En mode comédie romantique où les contraires s’attirent, le film ne surprend pas et offre des moments de bravoure convenus: déclaration devant une assemblée, scène de jalousie… Pourtant, la réalisatrice arrive à créer de l’inattendu dans le quotidien somme toute banal des protagonistes. C’est grâce à l’humour savamment distillé, lorsque l’insolite vient côtoyer la réalité que le film nous immerge dans son univers farfelu. Elle parvient, au moyen d’une approche singulière, à évoquer les différents stades amoureux sans jamais verser dans le futile, évitant ainsi les écueils faciles des bons sentiments. Il faut dire qu’il y a du burlesque dans les scènes tournées à la piscine avec la porte de cabine qui ferme mal ou encore l’arrivée de Samir dans son maillot de bain orangé trop serré. De plus, l’équipe de natation n’est pas en reste et apporte son lot de cocasserie : du simplet à la prof nympho en passant par un vieux séducteur, sorte de Jean-Claude Duss. Autant vous dire qu’on ne s’ennuie pas! Le casting est alléchant avec en tête Samir Guesmi, lequel, hélas, se fait discret au cinéma (le touchant Camille redouble) tout comme sa partenaire Florence Loiret-Caille.

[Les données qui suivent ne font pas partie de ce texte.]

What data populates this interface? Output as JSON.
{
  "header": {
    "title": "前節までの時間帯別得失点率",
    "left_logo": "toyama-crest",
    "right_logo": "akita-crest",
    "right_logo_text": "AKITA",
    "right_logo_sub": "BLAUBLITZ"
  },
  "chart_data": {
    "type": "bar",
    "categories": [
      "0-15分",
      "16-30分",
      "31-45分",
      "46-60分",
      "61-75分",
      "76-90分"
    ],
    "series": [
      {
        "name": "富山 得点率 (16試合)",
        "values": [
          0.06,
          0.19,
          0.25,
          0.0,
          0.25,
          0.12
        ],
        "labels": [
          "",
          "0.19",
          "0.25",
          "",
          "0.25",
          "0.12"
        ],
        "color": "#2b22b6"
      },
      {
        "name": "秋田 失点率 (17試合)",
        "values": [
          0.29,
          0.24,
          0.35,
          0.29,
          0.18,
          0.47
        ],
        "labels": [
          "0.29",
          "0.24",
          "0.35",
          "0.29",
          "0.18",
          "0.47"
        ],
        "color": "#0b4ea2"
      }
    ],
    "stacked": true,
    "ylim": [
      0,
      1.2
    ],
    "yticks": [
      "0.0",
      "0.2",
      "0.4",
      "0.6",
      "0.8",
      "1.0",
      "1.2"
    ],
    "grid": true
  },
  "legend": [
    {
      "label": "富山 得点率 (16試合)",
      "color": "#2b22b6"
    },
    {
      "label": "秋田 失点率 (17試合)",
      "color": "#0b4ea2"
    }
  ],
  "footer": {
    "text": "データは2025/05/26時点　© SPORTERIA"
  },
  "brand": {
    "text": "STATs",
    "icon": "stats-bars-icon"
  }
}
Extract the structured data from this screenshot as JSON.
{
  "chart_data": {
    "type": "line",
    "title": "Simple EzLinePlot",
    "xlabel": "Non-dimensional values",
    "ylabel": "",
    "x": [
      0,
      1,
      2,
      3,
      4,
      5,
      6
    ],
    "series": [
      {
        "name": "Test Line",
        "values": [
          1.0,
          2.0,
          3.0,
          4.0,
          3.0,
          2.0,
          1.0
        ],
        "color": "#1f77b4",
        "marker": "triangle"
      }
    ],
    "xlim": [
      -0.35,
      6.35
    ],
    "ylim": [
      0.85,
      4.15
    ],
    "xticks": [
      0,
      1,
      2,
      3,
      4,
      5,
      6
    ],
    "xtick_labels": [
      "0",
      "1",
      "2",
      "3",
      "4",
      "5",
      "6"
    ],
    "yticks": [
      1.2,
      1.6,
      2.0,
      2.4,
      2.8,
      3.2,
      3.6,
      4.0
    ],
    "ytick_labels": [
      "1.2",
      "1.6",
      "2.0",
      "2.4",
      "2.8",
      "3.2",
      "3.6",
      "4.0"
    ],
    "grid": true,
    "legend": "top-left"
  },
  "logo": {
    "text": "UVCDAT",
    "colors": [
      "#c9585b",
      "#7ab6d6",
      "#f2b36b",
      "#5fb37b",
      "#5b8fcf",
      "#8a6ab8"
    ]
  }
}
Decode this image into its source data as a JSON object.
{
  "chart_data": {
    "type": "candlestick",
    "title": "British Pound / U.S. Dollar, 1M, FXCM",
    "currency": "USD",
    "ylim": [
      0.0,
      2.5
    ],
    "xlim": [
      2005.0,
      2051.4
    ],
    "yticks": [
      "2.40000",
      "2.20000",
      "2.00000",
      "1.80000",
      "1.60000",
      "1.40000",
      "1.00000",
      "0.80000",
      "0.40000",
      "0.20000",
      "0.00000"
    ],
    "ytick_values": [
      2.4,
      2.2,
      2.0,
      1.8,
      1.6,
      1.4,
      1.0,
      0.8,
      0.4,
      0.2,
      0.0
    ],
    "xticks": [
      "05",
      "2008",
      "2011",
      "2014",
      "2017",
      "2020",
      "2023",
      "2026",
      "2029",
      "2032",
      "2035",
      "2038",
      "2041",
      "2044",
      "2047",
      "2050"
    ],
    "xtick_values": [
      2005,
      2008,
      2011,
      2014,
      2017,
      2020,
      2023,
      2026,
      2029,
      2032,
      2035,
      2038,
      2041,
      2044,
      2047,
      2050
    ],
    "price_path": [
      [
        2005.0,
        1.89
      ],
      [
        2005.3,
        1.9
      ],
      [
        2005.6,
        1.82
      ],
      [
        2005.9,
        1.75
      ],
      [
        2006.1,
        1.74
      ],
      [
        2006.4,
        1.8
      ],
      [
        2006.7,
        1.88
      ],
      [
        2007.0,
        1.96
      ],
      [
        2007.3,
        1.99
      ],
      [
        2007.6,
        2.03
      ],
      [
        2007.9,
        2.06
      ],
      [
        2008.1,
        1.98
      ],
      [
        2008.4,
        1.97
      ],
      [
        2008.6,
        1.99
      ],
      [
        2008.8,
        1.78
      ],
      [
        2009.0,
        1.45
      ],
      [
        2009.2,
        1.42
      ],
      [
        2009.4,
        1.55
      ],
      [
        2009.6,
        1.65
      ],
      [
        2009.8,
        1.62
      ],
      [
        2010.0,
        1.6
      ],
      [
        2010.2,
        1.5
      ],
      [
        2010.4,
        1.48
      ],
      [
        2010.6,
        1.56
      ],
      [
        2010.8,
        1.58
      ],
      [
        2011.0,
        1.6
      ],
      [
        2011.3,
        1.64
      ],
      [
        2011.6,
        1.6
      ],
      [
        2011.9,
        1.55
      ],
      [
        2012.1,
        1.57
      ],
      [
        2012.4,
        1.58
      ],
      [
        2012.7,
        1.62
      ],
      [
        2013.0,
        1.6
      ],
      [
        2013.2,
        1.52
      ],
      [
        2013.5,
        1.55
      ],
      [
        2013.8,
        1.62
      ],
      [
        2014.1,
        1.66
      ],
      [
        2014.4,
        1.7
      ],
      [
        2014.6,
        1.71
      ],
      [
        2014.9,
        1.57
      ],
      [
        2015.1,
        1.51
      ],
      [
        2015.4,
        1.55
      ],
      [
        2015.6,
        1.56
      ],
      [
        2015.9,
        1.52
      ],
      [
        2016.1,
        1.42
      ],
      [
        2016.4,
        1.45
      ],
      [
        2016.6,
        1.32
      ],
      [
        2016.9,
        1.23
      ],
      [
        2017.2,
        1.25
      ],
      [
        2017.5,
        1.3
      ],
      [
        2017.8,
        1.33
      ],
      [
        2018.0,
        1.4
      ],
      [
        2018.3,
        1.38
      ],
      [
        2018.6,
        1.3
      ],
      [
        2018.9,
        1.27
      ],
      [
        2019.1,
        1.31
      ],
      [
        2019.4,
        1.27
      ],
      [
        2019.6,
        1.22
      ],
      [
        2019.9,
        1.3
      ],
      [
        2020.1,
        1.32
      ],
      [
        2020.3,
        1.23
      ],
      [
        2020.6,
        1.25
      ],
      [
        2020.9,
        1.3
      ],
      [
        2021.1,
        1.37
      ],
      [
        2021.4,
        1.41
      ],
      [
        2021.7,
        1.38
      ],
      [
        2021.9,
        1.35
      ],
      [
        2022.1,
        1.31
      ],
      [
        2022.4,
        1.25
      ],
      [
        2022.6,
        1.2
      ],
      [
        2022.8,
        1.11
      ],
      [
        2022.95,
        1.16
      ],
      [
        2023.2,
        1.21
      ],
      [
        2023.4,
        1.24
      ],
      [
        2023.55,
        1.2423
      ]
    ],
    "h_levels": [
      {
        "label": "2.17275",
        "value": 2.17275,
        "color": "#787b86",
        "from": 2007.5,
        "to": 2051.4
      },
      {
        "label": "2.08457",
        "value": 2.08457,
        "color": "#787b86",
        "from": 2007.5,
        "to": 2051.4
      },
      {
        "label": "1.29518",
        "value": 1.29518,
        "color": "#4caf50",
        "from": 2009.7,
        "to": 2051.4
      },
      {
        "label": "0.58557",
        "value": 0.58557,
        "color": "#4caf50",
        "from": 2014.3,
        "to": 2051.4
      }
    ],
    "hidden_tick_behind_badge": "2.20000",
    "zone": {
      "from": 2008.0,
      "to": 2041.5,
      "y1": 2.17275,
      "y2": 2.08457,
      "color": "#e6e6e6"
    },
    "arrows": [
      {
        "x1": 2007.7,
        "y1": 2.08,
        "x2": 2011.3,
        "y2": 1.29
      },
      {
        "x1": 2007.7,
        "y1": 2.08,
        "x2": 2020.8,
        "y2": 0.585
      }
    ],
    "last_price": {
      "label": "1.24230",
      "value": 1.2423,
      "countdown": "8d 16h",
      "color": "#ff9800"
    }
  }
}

Comédie légère au charme débridé, L’effet aquatique n’a pas son pareil pour séduire le spectateur à coup de situations plus rocambolesques les unes que les autres. Punch lines qui font mouche, prestations enlevées sont au programme de cette œuvre aux effets, certes attendus, mais séduisants (tout comme son affiche semblable à celle de L’inconnu du lac). C’est un au revoir tendre et sincère que nous livre Solveig Anspach. À 54 ans, celle qui se battait contre le cancer et gagnait la partie dans Haut les cœurs, son premier film autobiographique, a finalement raccroché les gants après plusieurs combats. Malgré la maladie, sa plus belle victoire aura surement été d’accoucher de projets cinématographiques à son image, empreints d’une fantaisie et d’une douceur de vivre communicative. Dorénavant, il faudra parler d’elle au passé, tourner la dernière page d’un livre que l’on ne souhaite pas refermer. Solveig Anspach nous quitte sur une note joyeuse, laissant derrière elle un cinéma atypique et haut en couleur, qui continuera encore longtemps de faire rêver l’enfant qui sommeille en chacun de nous.